Consumers still skimping on food spend

By Nick Hughes

- Last updated on GMT

Related tags Late-2000s recession Mintel

Consumers are continuing to trim the cost of their food bill despite the first signs of recovery in world economies.

Eight in 10 Americans say they’re cooking at home more now than at the start of the year while more than half (52 percent) admit to spending less at restaurants this year compared to last, according to a new report from Mintel.

The trend to economize is not just a US phenomenon. Some 54 percent of British consumers are buying more food on special offer, while more than a third (36 percent) are trading down to budget private label brands.

Paradoxically, however, while shoppers are trading down from high cost items, low cost luxury items such as chocolate and perfume continue to perform well because of their relative affordability.

Excess is out

Consumers are also increasingly looking to take control of their own finances with a Mintel survey of mass affluent adults showing that two in five say they intend to permanently spend less and decrease their reliance on credit cards.

“We see new values taking hold as people adapt to today’s tighter economy,”​ said Harry Foster, global analyst at Mintel. “Conservative and pragmatic are in; excess is out. Consumers feel pessimistic about the future so they’re taking cautious steps to ensure their safety and happiness now.”

Mintel’s review of its five global consumer trends for 2009 suggests that trust has become of paramount concern to consumers in 2009. While banks and government officials take the majority of the rap for the global recession, food companies face their own issues of trust with six in 10 Americans saying they worry about food safety.

Simplicity is another trend that has played out, according to Mintel. More than two thirds of Americans surveyed said they have been simplifying their lives over the past six months while nearly nine in ten think there is “too much emphasis on material things in our society”.


Manufacturers have reacted to the demand for greater transparency by launching more products that meet people’s desire for clear functionality, clean ingredient labels and simple packaging.

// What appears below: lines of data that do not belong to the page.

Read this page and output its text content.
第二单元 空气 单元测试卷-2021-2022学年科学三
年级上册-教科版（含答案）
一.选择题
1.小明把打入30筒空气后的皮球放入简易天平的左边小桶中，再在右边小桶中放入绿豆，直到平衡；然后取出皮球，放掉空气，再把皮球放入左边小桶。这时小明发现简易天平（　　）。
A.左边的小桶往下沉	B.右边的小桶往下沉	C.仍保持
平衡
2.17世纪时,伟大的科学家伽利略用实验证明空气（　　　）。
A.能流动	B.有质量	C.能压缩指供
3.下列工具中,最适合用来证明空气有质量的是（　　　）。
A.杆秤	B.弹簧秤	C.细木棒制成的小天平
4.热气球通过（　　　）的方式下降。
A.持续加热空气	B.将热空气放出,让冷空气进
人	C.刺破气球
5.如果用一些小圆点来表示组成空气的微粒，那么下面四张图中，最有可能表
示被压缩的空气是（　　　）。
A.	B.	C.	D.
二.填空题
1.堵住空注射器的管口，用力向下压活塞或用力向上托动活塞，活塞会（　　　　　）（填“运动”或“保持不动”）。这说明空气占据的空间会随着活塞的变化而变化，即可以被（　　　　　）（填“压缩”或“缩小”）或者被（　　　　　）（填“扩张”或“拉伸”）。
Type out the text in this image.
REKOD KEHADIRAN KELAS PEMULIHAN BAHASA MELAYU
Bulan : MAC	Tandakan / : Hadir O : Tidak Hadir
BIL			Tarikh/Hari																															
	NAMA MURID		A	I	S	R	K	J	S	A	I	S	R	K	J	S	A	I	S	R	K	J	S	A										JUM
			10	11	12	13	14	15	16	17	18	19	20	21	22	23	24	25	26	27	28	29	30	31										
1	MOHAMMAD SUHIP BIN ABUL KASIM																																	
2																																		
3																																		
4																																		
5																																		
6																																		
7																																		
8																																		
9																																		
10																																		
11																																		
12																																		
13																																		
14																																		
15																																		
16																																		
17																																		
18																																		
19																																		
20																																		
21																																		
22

Restaurants have also cottoned onto the trend by offering all-inclusive meal deals so people know exactly what they’re getting for their money.

Despite their continued economizing, Mintel does hint at an upturn in consumer confidence moving into the second half of the year.

“The first half of the year was especially challenging, but with tentative, recent green shoots of recovery, we expect people’s attitudes to brighten considerably in coming months,”​ said Foster. “Consumers have a resilient ability to stay positive amid tough circumstances.”